Cosa ha reso questo lavoro degno di essere mantenuto ed oggetto di investimento portatore di soddisfazione e crescita personale? Pensiamo che siano entrati in gioco alcuni fattori aspecifici (comuni ad altre attività) ed altri specifici del lavoro teatrale.

Fra gli aspecifici:

  • il percorso formativo che ha rappresentato per molti di loro la ripresa di percorsi di studio interrotti e che ha riattivato interessi, curiosità ed ha fornito competenze specifiche e capacità spendibili per ottenere un risultato concreto
  • l'esistenza di un OBIETTIVO COMUNE: quello di apprendere e raggiungere una professionalità per “sfidare la scena” con il saggio finale, lo spettacolo;
  • la formazione in GRUPPO e di un GRUPPO come luogo in grado di aiutare ad assorbire le ansie, le tensioni e la fatica che ha aiutato a restituire coesione, continuità e vitalità al senso di sé e alla possibilità di ritrovare valide relazioni e ad utilizzare al meglio l'esperienza pedagogica facilitando l'apprendimento.
  • l'INCONTRO con persone non addette alla “materia psichiatrica” che ha permesso loro di uscire da un'ottica di cura soprattutto attenta alle loro carenze e limiti ed essere considerati e valutati per le loro capacità.

Tra i fattori specifici:

  • L'intervento dell'elemento creativo nel processo di apprendimento e di uno spazio che potremmo definire di “gioco”
    Anche se l'obiettivo finale è quello di apprendere una professionalità che permetta di entrare nel mondo del lavoro, nel teatro non solo ci si impegna e si fatica per costruire un “prodotto” culturalmente valido, ma si “inventa e si crea” qualcosa di nuovo e ci si diverte.
  • la mobilizzazione di percezioni e sentimenti prima occultati dalla sofferenza attivati anche dalla dinamicità che lega l'attore al personaggio, altro da sé ma al contempo espressione di una parte di sé. Pensiamo che gli allievi abbiano trovato uno spazio intermedio tra il loro mondo interno, pieno di angoscia, frammentazione e ‘fantasmi', ed un mondo esterno, che non è quello della realtà ma quello di una messa in scena in cui i personaggi recitano una vita.
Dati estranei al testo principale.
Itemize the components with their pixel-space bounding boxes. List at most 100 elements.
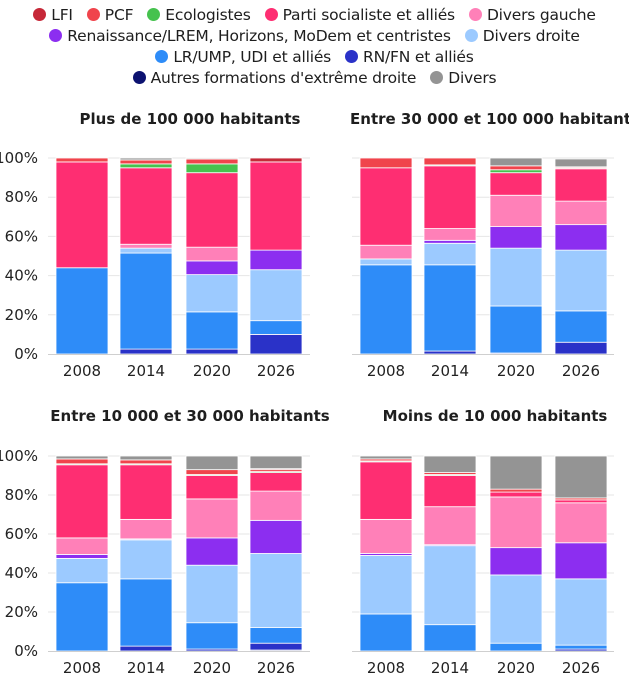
legend-row: LFI PCF Ecologistes Parti socialiste et all… (0, 4, 629, 25)
bar-segment (489, 455, 543, 490)
bar-segment (119, 645, 173, 652)
bar-segment (249, 161, 303, 251)
bar-segment (554, 200, 608, 226)
legend-label: Autres formations d'extrême droite (150, 68, 417, 87)
bar-segment (119, 252, 173, 350)
x-tick-label: 2014 (127, 362, 165, 380)
legend-item: LFI (33, 6, 73, 24)
bar-segment (423, 545, 477, 626)
x-tick-label: 2020 (497, 659, 535, 677)
bar-segment (55, 458, 109, 465)
x-tick-label: 2026 (257, 362, 295, 380)
legend-label: Renaissance/LREM, Horizons, MoDem et cen… (67, 26, 451, 45)
legend-swatch (155, 50, 169, 63)
bar-segment (359, 461, 413, 520)
bar-segment (249, 320, 303, 335)
legend-swatch (33, 8, 47, 21)
chart-panel: Plus de 100 000 habitants 0% 20% 40% 60% 80% 1… (0, 110, 310, 380)
bar-segment (185, 469, 239, 475)
y-tick-label: 100% (0, 447, 38, 465)
bar-segment (119, 243, 173, 249)
y-tick-label: 100% (0, 149, 38, 167)
bar-segment (489, 491, 543, 498)
y-tick-label: 40% (5, 564, 38, 582)
bar-segment (119, 348, 173, 355)
bar-segment (423, 165, 477, 229)
bar-segment (489, 574, 543, 644)
legend-label: Parti socialiste et alliés (282, 5, 456, 24)
bar-segment (249, 519, 303, 554)
x-tick-label: 2020 (193, 362, 231, 380)
bar-segment (554, 644, 608, 650)
legend-row: Renaissance/LREM, Horizons, MoDem et cen… (0, 25, 629, 46)
bar-segment (185, 498, 239, 539)
bar-segment (359, 244, 413, 260)
bar-segment (119, 459, 173, 465)
bar-segment (55, 267, 109, 355)
bar-segment (185, 475, 239, 500)
y-tick-label: 80% (5, 486, 38, 504)
x-tick-label: 2014 (431, 362, 469, 380)
y-tick-label: 0% (14, 345, 38, 363)
legend-swatch (132, 71, 146, 84)
legend-label: RN/FN et alliés (363, 47, 474, 66)
bar-segment (185, 564, 239, 624)
legend-label: LR/UMP, UDI et alliés (173, 47, 332, 66)
y-tick-label: 40% (5, 267, 38, 285)
bar-segment (423, 239, 477, 244)
bar-segment (359, 167, 413, 246)
bar-segment (489, 305, 543, 354)
legend-label: PCF (104, 5, 134, 24)
bar-segment (55, 464, 109, 539)
bar-segment (359, 455, 413, 460)
bar-segment (489, 247, 543, 307)
bar-segment (554, 542, 608, 580)
bar-segment (554, 341, 608, 355)
bar-segment (185, 158, 239, 165)
bar-segment (554, 502, 608, 544)
bar-segment (359, 264, 413, 355)
chart-title: Entre 10 000 et 30 000 habitants (50, 407, 330, 425)
bar-segment (119, 159, 173, 165)
bar-segment (119, 518, 173, 540)
bar-segment (359, 258, 413, 266)
x-tick-label: 2014 (431, 659, 469, 677)
legend-swatch (430, 71, 444, 84)
legend-item: Renaissance/LREM, Horizons, MoDem et cen… (49, 27, 451, 45)
bar-segment (423, 157, 477, 166)
legend-swatch (464, 29, 478, 42)
bar-segment (489, 169, 543, 174)
legend-row: Autres formations d'extrême droite Divers (0, 67, 629, 88)
legend-label: Ecologistes (165, 5, 251, 24)
bar-segment (423, 350, 477, 355)
bar-segment (423, 455, 477, 473)
chart-title: Moins de 10 000 habitants (383, 407, 608, 425)
bar-segment (554, 499, 608, 504)
bar-segment (249, 269, 303, 322)
bar-segment (249, 157, 303, 163)
bar-segment (359, 157, 413, 169)
bar-segment (423, 475, 477, 508)
bar-segment (489, 547, 543, 576)
bar-segment (423, 228, 477, 241)
bar-segment (554, 578, 608, 646)
legend-swatch (49, 29, 63, 42)
bar-segment (249, 333, 303, 355)
bar-segment (249, 490, 303, 521)
bar-segment (489, 194, 543, 228)
bar-segment (185, 622, 239, 650)
y-tick-label: 0% (14, 642, 38, 660)
bar-segment (489, 157, 543, 167)
legend-label: Divers gauche (486, 5, 596, 24)
bar-segment (249, 553, 303, 628)
x-tick-label: 2020 (497, 362, 535, 380)
bar-segment (359, 613, 413, 652)
legend-item: LR/UMP, UDI et alliés (155, 48, 331, 66)
bar-segment (55, 554, 109, 559)
bar-segment (55, 582, 109, 652)
bar-segment (249, 642, 303, 651)
bar-segment (55, 161, 109, 269)
x-tick-label: 2014 (127, 659, 165, 677)
legend-item: Autres formations d'extrême droite (132, 68, 417, 87)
Per questo motivo tutto diventa meno pericoloso, si può giocare, si può sbagliare, lo si può rimodellare (inventare storie sui personaggi o personaggi nelle storie) E questo ‘esercizio' li facilita poi nella vita reale.
  • il pubblico, che con il suo guardare attivo e silenzioso, esercita una funzione di specchio. Rappresenta l'altro che guarda (il familiare, l'amico, lo sconosciuto…) che vede il protagonista in una veste nuova, creativa e di successo; che può, attraverso l'applauso, riconoscere nel protagonista capacità e rimandargli un'immagine positiva e rinforzarne l'autostima e il senso di identità.

Pensiamo che questo speciale incontro, sotto molti punti di vista, fra il mondo dell'arte e il mondo della sofferenza mentale si sia rivelato molto proficuo sia per l'arte che per la salute mentale. Pur nella precarietà che caratterizza la figura e il mestiere dell'attore, così come recita il titolo del nostro intervento, titolo peraltro di un testo che evidenzia le contraddizioni e carenze presenti nel percorso e professione dell'attore, le compagnie di ci hanno stupito per l'impegno, la costanza la professionalità con cui continuano a lavorare e a donare piacere e bellezza alla comunità.

Un eroe borghese di Thomas Mann sostiene che una “persona perbene” dovrebbe avere un buon impiego e non scrivere poesie, dipingere quadri, suonare strumenti musicali, fare teatro.
Ai nostri attori diciamo: grazie per averci dimostrato che non è vero!